Гораздо более грозным являются симптомы негативные: уплощение аффекта (исчезновение эмоций), апатия, потеря воли и целеустремленности. Вот тут дело плохо, это свидетельствует о нехорошем течении болезни. Правда, следует отличать негативные симптомы, связанные с дефектом, от похожих, вызванных депрессией. Ведь сама по себе постановка тяжелого диагноза уже психотравмирующий фактор.

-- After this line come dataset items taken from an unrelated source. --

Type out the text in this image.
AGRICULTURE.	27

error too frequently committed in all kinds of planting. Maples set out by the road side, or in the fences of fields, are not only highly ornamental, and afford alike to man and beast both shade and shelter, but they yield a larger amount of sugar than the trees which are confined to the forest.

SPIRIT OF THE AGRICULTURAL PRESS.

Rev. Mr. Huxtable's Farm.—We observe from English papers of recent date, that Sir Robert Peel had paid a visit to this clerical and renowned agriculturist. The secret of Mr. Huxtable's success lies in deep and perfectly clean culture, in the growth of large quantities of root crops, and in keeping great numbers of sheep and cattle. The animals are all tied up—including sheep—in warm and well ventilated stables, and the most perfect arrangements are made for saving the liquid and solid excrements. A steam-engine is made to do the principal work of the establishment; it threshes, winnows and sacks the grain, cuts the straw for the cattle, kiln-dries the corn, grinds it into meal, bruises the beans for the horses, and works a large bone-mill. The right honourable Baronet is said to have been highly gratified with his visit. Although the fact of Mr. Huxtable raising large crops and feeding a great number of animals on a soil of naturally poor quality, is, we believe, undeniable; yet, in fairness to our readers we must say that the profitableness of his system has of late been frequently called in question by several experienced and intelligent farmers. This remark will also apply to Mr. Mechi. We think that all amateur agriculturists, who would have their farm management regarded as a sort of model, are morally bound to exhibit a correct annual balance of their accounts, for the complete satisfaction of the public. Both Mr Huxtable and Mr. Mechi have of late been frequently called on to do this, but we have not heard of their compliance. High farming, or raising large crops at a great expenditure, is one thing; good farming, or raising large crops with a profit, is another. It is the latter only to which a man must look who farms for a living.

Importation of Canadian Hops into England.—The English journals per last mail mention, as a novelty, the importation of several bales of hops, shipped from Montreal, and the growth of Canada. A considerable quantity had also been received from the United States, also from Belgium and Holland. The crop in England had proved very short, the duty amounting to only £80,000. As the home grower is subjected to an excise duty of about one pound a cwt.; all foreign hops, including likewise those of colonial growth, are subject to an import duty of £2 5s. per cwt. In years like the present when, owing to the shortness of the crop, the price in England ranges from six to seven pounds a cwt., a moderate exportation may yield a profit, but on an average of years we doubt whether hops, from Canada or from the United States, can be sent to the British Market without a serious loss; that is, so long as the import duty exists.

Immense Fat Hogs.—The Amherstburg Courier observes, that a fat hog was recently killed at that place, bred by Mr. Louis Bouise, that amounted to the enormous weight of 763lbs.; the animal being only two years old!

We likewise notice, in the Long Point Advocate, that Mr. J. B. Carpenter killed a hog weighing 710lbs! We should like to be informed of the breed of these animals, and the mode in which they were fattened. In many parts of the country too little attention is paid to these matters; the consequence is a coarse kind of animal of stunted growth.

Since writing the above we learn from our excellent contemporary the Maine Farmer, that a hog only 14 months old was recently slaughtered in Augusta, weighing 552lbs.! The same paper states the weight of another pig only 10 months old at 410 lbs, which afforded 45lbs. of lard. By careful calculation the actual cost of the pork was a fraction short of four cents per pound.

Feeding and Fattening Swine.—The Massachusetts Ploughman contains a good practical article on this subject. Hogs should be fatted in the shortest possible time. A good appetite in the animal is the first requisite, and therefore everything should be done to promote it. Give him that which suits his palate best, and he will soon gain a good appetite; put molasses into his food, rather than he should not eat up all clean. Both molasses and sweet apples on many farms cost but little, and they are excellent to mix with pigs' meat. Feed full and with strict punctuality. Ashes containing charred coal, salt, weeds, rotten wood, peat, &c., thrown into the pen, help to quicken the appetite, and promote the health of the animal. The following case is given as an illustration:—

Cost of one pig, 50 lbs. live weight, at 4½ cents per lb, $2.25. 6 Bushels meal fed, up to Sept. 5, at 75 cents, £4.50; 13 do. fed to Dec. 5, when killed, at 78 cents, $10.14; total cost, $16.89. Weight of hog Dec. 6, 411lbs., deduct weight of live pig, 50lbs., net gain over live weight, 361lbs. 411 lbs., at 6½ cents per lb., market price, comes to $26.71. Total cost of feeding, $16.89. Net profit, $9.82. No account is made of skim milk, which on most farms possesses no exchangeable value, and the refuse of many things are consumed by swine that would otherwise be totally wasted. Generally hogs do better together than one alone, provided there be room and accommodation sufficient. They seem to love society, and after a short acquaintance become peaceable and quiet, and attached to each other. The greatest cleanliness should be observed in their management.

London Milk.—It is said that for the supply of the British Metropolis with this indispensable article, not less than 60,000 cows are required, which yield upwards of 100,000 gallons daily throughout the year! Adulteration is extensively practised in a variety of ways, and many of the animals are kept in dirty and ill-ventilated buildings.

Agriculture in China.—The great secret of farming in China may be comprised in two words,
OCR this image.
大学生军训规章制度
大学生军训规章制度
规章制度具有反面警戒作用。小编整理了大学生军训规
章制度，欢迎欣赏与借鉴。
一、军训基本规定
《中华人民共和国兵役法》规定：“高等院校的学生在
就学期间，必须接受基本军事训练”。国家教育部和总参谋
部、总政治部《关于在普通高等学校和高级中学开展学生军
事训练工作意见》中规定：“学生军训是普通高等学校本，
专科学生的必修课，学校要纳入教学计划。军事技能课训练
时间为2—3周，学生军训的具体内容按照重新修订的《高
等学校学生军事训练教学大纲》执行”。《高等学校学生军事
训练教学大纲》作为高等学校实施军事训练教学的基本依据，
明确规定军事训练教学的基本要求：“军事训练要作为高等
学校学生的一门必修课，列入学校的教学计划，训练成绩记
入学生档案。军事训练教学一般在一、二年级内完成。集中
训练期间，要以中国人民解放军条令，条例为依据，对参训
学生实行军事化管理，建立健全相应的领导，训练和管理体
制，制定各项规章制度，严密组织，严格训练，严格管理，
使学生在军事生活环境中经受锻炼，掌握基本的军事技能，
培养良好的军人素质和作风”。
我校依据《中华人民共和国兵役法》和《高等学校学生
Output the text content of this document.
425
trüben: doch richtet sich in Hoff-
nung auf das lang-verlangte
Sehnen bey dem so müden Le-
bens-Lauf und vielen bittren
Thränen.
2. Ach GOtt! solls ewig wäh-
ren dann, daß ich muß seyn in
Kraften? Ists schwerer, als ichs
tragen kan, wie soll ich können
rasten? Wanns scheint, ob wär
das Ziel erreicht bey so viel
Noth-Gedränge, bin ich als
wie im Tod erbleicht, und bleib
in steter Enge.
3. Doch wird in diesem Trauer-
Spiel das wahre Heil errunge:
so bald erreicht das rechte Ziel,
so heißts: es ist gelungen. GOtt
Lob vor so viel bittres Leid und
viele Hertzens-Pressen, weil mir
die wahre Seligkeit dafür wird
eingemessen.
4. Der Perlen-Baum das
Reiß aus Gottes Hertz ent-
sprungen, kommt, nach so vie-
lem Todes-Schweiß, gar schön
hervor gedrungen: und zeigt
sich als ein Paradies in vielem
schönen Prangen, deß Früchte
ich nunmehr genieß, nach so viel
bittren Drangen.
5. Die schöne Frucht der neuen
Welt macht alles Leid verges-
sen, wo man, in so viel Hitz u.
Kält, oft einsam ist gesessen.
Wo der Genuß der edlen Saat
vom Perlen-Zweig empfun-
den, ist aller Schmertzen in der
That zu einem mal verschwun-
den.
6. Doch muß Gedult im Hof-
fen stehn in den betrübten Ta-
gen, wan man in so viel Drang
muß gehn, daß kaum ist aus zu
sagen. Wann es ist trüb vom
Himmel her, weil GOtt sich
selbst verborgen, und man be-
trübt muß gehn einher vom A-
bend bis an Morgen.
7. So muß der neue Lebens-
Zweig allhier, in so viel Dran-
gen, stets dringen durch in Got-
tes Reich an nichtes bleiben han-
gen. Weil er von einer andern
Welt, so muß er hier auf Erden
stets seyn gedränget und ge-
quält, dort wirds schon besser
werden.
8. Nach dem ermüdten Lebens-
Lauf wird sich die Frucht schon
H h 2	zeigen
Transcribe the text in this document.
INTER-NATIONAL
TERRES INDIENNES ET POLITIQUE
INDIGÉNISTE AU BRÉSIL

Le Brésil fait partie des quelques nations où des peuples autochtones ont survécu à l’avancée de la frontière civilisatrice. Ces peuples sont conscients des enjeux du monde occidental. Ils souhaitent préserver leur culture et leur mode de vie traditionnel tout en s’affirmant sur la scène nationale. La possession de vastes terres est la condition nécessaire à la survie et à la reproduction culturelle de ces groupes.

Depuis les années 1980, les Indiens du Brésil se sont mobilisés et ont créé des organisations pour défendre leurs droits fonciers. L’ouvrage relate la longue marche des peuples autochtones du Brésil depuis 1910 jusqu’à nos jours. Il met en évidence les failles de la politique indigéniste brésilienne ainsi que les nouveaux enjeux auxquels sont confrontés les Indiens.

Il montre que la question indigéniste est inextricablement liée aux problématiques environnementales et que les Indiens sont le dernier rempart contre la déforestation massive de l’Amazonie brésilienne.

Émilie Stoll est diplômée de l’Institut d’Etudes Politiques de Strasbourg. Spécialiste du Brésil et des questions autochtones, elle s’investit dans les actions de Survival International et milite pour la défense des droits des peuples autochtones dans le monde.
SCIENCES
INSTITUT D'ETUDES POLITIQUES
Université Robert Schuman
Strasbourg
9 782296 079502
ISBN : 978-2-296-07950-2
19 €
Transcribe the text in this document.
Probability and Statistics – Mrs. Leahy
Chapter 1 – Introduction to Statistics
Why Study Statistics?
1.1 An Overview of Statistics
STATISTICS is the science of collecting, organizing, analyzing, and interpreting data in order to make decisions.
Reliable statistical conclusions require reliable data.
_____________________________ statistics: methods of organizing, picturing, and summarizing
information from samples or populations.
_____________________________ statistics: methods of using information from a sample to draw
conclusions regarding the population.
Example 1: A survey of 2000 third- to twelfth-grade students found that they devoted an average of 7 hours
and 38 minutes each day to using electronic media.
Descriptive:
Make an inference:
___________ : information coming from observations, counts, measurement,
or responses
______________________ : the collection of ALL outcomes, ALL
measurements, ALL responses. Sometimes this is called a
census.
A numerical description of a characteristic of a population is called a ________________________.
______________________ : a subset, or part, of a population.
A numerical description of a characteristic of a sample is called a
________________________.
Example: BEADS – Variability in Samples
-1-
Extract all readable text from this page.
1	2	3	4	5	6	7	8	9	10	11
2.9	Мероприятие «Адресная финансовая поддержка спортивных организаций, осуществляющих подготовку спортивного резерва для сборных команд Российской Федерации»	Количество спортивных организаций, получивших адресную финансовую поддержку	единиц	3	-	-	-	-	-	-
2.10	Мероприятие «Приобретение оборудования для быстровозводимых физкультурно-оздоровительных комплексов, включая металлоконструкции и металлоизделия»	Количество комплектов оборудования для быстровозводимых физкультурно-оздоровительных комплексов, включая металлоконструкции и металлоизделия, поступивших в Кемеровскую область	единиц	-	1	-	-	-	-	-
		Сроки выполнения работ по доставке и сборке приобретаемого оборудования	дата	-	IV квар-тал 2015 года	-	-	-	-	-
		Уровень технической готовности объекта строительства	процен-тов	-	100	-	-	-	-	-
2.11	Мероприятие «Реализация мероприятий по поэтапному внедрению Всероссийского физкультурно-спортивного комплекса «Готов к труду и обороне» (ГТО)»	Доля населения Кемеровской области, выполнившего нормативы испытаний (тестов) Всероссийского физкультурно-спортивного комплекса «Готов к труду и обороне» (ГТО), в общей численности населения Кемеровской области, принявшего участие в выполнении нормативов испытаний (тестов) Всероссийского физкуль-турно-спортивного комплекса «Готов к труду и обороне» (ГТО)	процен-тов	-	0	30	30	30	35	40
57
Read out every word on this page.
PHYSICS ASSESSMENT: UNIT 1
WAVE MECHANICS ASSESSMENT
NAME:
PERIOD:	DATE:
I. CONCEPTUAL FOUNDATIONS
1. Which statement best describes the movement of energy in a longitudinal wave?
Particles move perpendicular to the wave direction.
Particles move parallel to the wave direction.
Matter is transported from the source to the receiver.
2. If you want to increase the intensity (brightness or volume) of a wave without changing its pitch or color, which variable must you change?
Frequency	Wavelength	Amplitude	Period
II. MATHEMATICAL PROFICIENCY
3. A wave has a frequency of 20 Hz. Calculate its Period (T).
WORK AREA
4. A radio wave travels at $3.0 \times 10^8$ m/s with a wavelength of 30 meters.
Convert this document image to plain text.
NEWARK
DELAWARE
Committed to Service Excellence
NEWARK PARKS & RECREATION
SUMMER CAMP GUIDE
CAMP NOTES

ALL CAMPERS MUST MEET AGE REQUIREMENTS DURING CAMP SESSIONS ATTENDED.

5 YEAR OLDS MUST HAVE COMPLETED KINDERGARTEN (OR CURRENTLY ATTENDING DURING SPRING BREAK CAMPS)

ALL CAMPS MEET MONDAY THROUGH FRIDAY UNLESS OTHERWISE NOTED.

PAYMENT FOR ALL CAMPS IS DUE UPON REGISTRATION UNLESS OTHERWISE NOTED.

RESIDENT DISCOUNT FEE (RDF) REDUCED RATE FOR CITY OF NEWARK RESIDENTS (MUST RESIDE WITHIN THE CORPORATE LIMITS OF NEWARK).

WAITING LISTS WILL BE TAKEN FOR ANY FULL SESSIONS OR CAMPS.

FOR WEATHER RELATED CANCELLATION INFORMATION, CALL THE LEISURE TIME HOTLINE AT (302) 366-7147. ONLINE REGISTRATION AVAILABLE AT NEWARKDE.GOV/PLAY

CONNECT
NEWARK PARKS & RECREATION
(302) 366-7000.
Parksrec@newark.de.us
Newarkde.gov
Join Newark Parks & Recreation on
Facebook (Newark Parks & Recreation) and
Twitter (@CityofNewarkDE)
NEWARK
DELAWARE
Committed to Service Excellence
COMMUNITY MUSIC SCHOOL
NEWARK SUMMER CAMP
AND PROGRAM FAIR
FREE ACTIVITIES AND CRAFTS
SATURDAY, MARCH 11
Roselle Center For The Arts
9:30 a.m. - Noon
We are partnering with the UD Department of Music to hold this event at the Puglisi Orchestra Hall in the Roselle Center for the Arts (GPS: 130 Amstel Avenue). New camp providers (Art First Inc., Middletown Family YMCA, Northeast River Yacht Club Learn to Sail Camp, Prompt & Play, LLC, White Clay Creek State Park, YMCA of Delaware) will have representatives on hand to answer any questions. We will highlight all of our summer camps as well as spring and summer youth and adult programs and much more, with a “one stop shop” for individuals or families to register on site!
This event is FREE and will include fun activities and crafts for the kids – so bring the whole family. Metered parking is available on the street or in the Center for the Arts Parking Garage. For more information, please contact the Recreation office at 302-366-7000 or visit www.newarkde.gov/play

И здесь мы наблюдаем парадокс. Если пациент с шизо-расстройством очень переживает по поводу своего состояния и будущего, то это как раз хороший прогностический знак. Гораздо хуже, если ему все безразлично.
Но вернемся к нашей героине.
Что делать, если у нее, например, шизоаффективное расстройство или, с учетом ранней манифестации, вполне себе «оформленная» шизофрения?
Здесь практика отработана: врач-психиатр делает свое дело, психолог – свое, причем, когда они работают вместе, шансы на успех сильно повышаются. Ведь клинический психолог, кроме непосредственной психотерапии, занимается и патопсихологическими исследованиями. А именно их результаты помогают врачу поставить диагноз, назначить лечение и – что очень важно – отследить эффективность этого лечения.